Besides all the expected new content we saw, Hayashi showed us one of the ways the team is taking advantage of the PlayStation 3's Sixaxis controller. When casting Ryu's ninpo magic you can charge up the effect, in this case fire, by frantically shaking the controller up and down. If you do it properly you'll notice a visual cue; in our demo it was a column of fire appearing around Ryu to let you know your magic is going to pack some extra hurt. Though you pretty much lose all dignity and cool while using the feature, take heart that Ryu still retains his.
Once we made it through the final boss, we got our chance to see and play as Rachel in one of the three missions in the game's mission mode that will feature her, in addition to the few levels in the story mode where you'll play her. The buxom fiend hunter rolls with an enormous war hammer. The mission we tried was a simple one; we just had to kill demons that spawned in waves. The tight space kept the action fast and let us get a feel for how she handles. Though her war hammer is a bit slower on the attack than Hayabusa's weapons, it got the job done. The nice thing is that the tail end of Rachel's hammer is shaped like a scythe and works quite nicely for killing. Like Hayabusa, she has two types of melee attacks you can chain for combos. In addition, she has a chain she can use in combos and to swing around briefly while jumping. One of our favorite moves so far has been the way she can move around and over opponents when blocking. Besides looking cool, it's possible to get in some neck slicing if you time your button presses properly. While the timing is a little tricky, it's quite satisfying to slide over enemies and slice their necks. Though she shares many of the same fundamental mechanics as Ryu, including chargeable magic, she definitely has her own feel.

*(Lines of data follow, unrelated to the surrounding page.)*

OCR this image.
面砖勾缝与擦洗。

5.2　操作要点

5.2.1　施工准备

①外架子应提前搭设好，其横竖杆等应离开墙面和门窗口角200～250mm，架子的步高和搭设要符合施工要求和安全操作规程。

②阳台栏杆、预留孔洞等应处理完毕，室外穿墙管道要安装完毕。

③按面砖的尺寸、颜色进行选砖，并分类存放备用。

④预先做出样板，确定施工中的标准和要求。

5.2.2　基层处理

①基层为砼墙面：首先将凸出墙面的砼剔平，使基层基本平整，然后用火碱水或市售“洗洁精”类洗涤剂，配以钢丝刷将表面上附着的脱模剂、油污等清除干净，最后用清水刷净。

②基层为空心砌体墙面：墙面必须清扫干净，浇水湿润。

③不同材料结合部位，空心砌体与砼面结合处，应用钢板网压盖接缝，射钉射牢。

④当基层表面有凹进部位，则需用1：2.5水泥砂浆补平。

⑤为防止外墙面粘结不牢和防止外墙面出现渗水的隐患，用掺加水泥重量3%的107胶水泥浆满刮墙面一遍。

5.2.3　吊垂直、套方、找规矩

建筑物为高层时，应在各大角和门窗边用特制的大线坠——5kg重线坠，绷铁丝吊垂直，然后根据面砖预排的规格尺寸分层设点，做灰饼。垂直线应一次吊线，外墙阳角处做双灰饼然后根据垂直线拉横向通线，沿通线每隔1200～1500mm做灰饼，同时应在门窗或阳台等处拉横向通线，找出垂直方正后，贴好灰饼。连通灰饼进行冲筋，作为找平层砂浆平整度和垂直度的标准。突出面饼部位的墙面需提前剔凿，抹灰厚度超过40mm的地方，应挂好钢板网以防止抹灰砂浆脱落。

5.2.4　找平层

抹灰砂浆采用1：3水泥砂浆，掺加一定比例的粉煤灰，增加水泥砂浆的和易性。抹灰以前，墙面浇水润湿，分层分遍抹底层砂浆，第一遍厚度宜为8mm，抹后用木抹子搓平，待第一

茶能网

The final bit we tried was with Ryu in a mission in mission mode where he faced a boss, an updated version of Dynamo, everyone's favorite gun-toting boss from the blimp stage in Gaiden Black. The mission shows off a souped-up version of Dynamo and drops you in a ring to face him. Though that may seem a little easier to handle than the rainy nighttime blimp where you fight him in the Xbox game, it's not a cakewalk. You have to deal with a new kind of rain in the battle, a rain of rockets from the sky. That's challenging.
Based on what we played, Ninja Gaiden Sigma is shaping up to be a dense piece of ninja action for the PS3 that should hit the spot for fans of stabbing. Though the core game should be familiar to Ninja Gaiden fans, that's not necessarily a bad thing. Gaiden and Gaiden Black remain among some of the best games in their class. The new content should keep things interesting for fans of the series. Newcomers will still have to face a learning curve that could be considered a tough nut to crack, but the game is far from impossible to get a handle on--you're just going to have to work a little at it. Though we'd like to have seen an all-new installment of the series on the PS3, or some online features, this marks a promising first showing for the series on the console that will hopefully be followed with a meaty new installment sometime down the road.